Коль скоро клиническая картина сложна уже в экспериментальных неврозах, то заранее должно быть ясно, насколько большое разнообразие патологических проявлений мы имеем у человека, где и высшая нервная деятельность гораздо сложнее, где имеет большое значение специфически человеческая «чрезвычайная прибавка» в виде второй сигнальной системы и где сами травмирующие факторы сложнее и разнообразнее.

Необходимо указать, что преимущественно советскими клиницистами с полной доказательностью до войны и в годы войны было установлено, что в возникновении психогенных реакций, реактивных состояний, возникающих в ответ на тяжелые психические переживания, значительную роль играет соматическая подготовка: длительные истощающие инфекции, недосыпание и т.д. На значение соматически измененной почвы для возникновения психогенных реакций указал проф. С.Г. Жислин.

Прежний психиатрический опыт показывал, что в тяжелые для всего человечества периоды, в периоды войн, всегда увеличивалось число больных с реактивными состояниями. Иную картину мы наблюдали в Великую Отечественную войну; психиатры были озабочены: хватит ли коек, в особенности в так называемых санаторных отделениях, для возможного ожидаемого числа больных с реактивными состояниями. Но уже первые годы войны, причем тяжелые 1941–1942 годы, показали с несомненностью, что число больных с реактивными состояниями в Советском Союзе не увеличилось, но уменьшилось, в то время как в том же 1942 г. в Америке, Англии и Германии насчитывалось огромное число так называемых военных неврозов. Послевоенные годы также показали, что в СССР не было не только тенденции к увеличению числа больных с реактивными состояниями, но количество их продолжало снижаться.
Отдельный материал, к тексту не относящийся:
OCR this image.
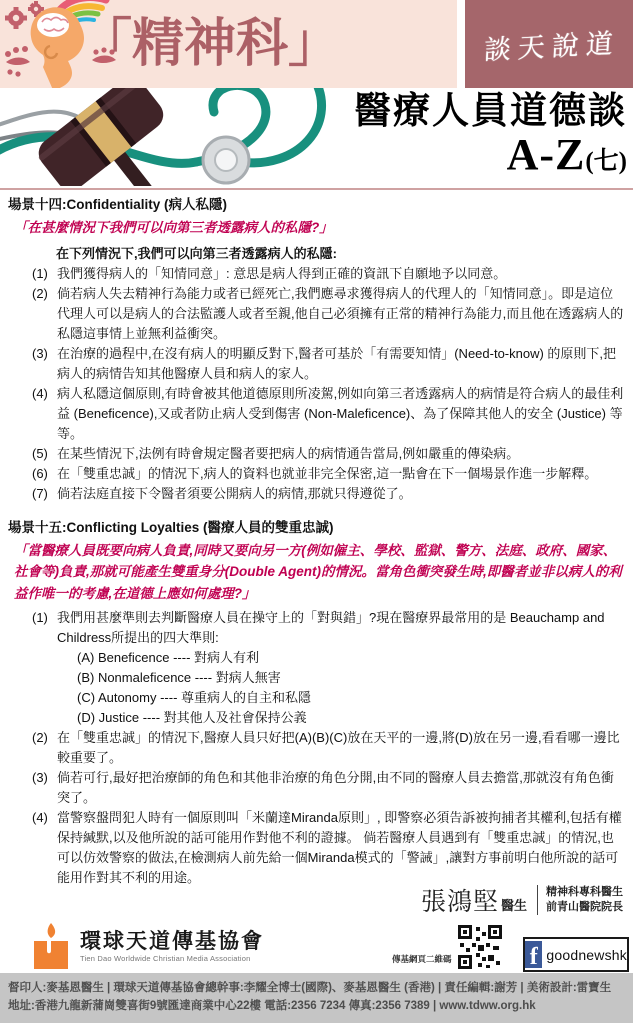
「精神科」	談天說道
醫療人員道德談
A-Z(七)
場景十四:Confidentiality (病人私隱)
「在甚麼情況下我們可以向第三者透露病人的私隱?」
在下列情況下,我們可以向第三者透露病人的私隱:
(1) 我們獲得病人的「知情同意」: 意思是病人得到正確的資訊下自願地予以同意。
(2) 倘若病人失去精神行為能力或者已經死亡,我們應尋求獲得病人的代理人的「知情同意」。即是這位代理人可以是病人的合法監護人或者至親,他自己必須擁有正常的精神行為能力,而且他在透露病人的私隱這事情上並無利益衝突。
(3) 在治療的過程中,在沒有病人的明顯反對下,醫者可基於「有需要知情」(Need-to-know) 的原則下,把病人的病情告知其他醫療人員和病人的家人。
(4) 病人私隱這個原則,有時會被其他道德原則所凌駕,例如向第三者透露病人的病情是符合病人的最佳利益 (Beneficence),又或者防止病人受到傷害 (Non-Maleficence)、為了保障其他人的安全 (Justice) 等等。
(5) 在某些情況下,法例有時會規定醫者要把病人的病情通告當局,例如嚴重的傳染病。
(6) 在「雙重忠誠」的情況下,病人的資料也就並非完全保密,這一點會在下一個場景作進一步解釋。
(7) 倘若法庭直接下令醫者須要公開病人的病情,那就只得遵從了。
場景十五:Conflicting Loyalties (醫療人員的雙重忠誠)
「當醫療人員既要向病人負責,同時又要向另一方(例如僱主、學校、監獄、警方、法庭、政府、國家、社會等)負責,那就可能產生雙重身分(Double Agent)的情況。當角色衝突發生時,即醫者並非以病人的利益作唯一的考慮,在道德上應如何處理?」
(1) 我們用甚麼準則去判斷醫療人員在操守上的「對與錯」?現在醫療界最常用的是 Beauchamp and Childress所提出的四大準則:
(A) Beneficence ---- 對病人有利
(B) Nonmaleficence ---- 對病人無害
(C) Autonomy ---- 尊重病人的自主和私隱
(D) Justice ---- 對其他人及社會保持公義
(2) 在「雙重忠誠」的情況下,醫療人員只好把(A)(B)(C)放在天平的一邊,將(D)放在另一邊,看看哪一邊比較重要了。
(3) 倘若可行,最好把治療師的角色和其他非治療的角色分開,由不同的醫療人員去擔當,那就沒有角色衝突了。
(4) 當警察盤問犯人時有一個原則叫「米蘭達Miranda原則」, 即警察必須告訴被拘捕者其權利,包括有權保持緘默,以及他所說的話可能用作對他不利的證據。 倘若醫療人員遇到有「雙重忠誠」的情況,也可以仿效警察的做法,在檢測病人前先給一個Miranda模式的「警誡」,讓對方事前明白他所說的話可能用作對其不利的用途。
張鴻堅 醫生
精神科專科醫生
前青山醫院院長
環球天道傳基協會
Tien Dao Worldwide Christian Media Association	傳基網頁二維碼	f goodnewshk
督印人:麥基恩醫生 | 環球天道傳基協會總幹事:李耀全博士(國際)、麥基恩醫生 (香港) | 責任編輯:謝芳 | 美術設計:雷寶生
地址:香港九龍新蒲崗雙喜街9號匯達商業中心22樓 電話:2356 7234 傳真:2356 7389 | www.tdww.org.hk
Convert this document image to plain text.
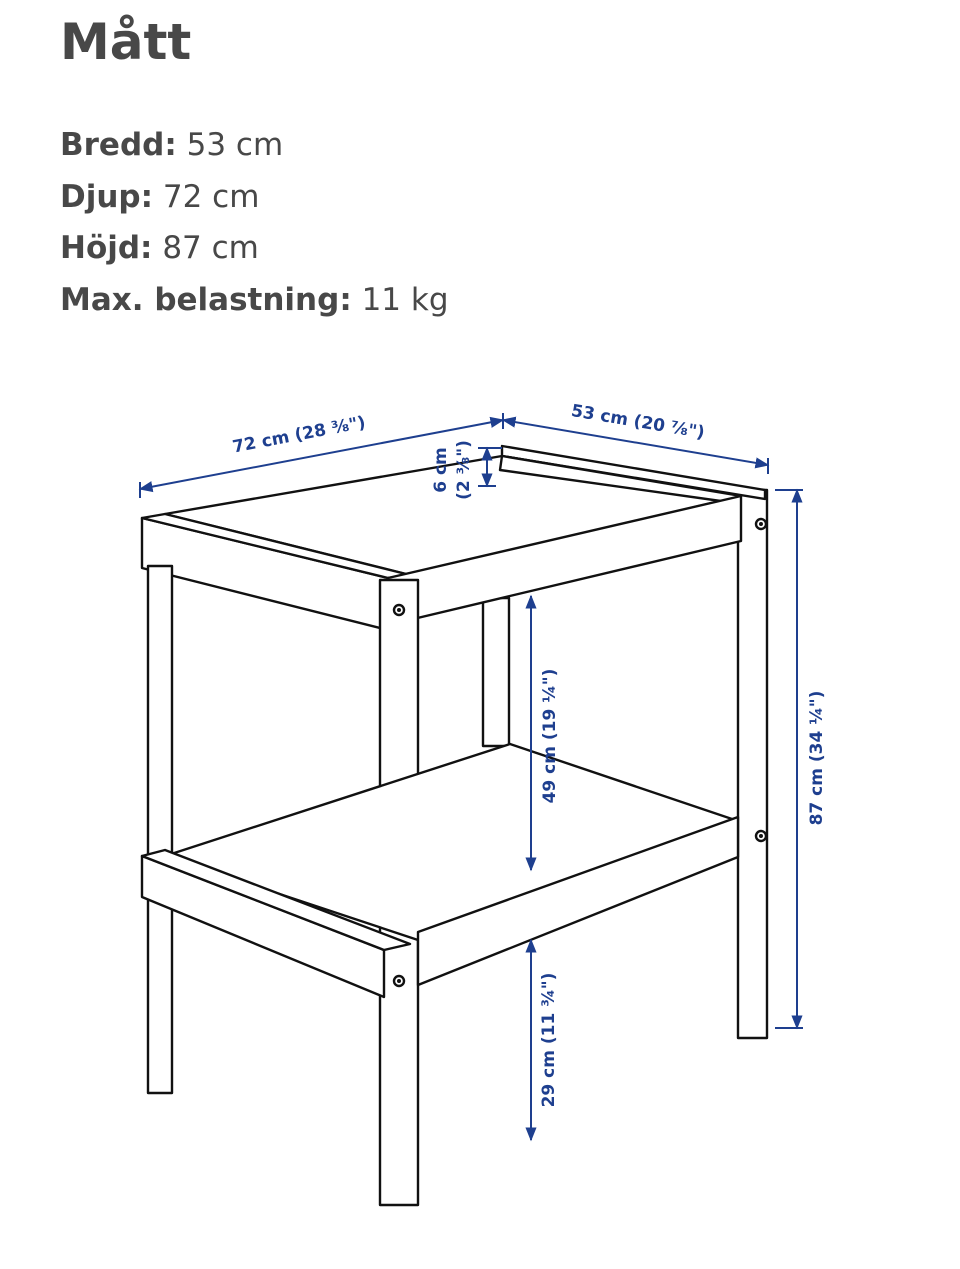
Mått
Bredd: 53 cm
Djup: 72 cm
Höjd: 87 cm
Max. belastning: 11 kg
72 cm (28 ⅜")	53 cm (20 ⅞")
6 cm (2 ⅜")
49 cm (19 ¼")
29 cm (11 ¾")
87 cm (34 ¼")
Эта особенность движения заболеваний у нас в Советском Союзе — важный показатель устойчивости морального состояния нашего населения.

В Москве за годы войны и ближайшие послевоенные годы произошли значительные демографические сдвиги: большое количество эвакуированных, прибытие новых контингентов населения делало динамику цифр мало показательной. Поэтому я приведу цифры по Ярославлю, население которого не эвакуировалось и куда сравнительно мало прибыло новых контингентов населения, причем эти цифры касаются женских отделений больницы, т.е. той части населения, где за годы войны произошел наиболее незначительный демографический сдвиг. По данным женской половины психиатрической больницы Ярославля в 1940 г., довоенном, среди пользованных больных с реактивными состояниями и неврозами было 15%, за 1941–1944 гг. войны — 12%, а после войны — 10%, причем из года в год эта цифра продолжает снижаться.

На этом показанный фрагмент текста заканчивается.